Last June, Martin Tremblay touched off a furore after video spread of him tripping a 13-year-old boy during the post-game handshakes after an emotional championship game in the Vancouver, B.C. area.

Earlier this week, Tremblay pleaded guilty to assault in a B.C. court. Here's the unforgettable incident that even his defenders described as "five seconds of madness":

Tremblay, a father himself, has written a letter of apology to the two boys he tripped, one of whom broke his wrist. That's not enough, according to the manager of the other team.

In Richmond court Tuesday, [Tremblay's lawyer Bob] Bellows delivered a letter of apology Tremblay wrote that will be passed along to the two victims, both of whom played for the opposing Richmond Steel team.

"It's a complete apology. He accepts total responsibility for what occurred and he wishes them well on the ice and off the ice and asks for their forgiveness," Bellows said.

But Steel manager Tammy Hohlweg said the written apology is too little, too late, and that the boys' parents have been frustrated by Tremblay's silence up to this point.

"Maybe if he [apologized] within a week or a couple days of it happening it would have been fine but now it's a little too late I think," Hohlweg said. (CTV News)

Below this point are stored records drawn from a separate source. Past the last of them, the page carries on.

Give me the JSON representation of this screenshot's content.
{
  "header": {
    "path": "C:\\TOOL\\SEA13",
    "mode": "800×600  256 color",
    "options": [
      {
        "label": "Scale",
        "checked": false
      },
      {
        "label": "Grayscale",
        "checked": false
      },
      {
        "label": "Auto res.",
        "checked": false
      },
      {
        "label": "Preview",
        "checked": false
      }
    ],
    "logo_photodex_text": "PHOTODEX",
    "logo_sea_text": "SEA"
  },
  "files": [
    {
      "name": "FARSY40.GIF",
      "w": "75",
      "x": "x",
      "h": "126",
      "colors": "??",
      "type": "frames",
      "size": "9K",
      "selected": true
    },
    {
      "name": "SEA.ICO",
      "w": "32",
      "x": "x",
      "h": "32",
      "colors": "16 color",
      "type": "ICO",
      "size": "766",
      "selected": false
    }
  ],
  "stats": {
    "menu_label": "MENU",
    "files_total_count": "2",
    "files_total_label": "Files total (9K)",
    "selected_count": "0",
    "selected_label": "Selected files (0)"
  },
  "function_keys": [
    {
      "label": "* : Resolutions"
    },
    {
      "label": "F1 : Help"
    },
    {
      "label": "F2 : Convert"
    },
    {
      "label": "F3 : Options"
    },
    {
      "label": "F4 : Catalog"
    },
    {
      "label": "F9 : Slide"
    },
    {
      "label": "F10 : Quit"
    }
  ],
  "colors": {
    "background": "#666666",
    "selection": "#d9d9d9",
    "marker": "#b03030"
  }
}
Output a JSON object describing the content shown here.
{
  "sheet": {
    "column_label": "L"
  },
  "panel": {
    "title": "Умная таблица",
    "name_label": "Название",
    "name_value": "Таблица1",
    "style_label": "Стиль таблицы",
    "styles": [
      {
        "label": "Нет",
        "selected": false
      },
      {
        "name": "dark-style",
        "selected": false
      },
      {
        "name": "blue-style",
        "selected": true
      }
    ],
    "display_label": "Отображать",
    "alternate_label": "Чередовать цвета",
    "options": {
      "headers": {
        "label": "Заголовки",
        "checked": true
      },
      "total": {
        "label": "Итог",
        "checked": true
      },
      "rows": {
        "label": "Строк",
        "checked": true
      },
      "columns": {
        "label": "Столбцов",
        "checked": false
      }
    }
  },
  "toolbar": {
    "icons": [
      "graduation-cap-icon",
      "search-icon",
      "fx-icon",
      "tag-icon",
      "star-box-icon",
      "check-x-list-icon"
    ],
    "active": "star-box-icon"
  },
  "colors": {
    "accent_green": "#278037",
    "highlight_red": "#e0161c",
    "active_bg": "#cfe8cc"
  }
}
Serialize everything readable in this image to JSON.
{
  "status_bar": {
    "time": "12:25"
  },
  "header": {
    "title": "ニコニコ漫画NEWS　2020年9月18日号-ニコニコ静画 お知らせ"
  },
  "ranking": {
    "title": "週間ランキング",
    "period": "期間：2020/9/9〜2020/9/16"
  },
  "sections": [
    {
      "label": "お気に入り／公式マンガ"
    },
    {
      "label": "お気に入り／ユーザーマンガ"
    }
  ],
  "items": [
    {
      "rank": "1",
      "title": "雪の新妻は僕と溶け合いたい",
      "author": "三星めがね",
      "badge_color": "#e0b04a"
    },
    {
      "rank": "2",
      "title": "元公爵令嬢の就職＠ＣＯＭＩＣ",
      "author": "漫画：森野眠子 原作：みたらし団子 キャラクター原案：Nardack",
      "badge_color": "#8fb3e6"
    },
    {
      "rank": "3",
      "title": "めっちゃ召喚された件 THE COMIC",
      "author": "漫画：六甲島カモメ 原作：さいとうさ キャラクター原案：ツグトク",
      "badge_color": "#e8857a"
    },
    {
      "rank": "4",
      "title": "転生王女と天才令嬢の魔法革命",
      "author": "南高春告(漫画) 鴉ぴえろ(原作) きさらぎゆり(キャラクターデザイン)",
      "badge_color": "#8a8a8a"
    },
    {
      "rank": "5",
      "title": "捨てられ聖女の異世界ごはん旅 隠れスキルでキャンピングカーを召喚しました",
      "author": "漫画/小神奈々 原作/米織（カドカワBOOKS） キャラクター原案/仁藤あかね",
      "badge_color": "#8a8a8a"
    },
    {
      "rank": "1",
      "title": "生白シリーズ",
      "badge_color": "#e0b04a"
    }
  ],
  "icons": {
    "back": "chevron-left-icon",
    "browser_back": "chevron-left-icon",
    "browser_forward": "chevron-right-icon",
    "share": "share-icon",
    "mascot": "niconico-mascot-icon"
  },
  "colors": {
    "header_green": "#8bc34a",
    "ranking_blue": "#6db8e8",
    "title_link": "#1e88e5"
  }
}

It does seem insufficient to have only apologized through the court system more than four months after the incident. Elite-level hockey players involved in a regrettable incident that crossed the line will often pass along a "sorry" within 24 to 48 hours. It's different when the legal system is involved, but it is also different when it was a grown man whom hockey parents trusted to look out for children. The trust extended to the boys he wasn't coaching, too.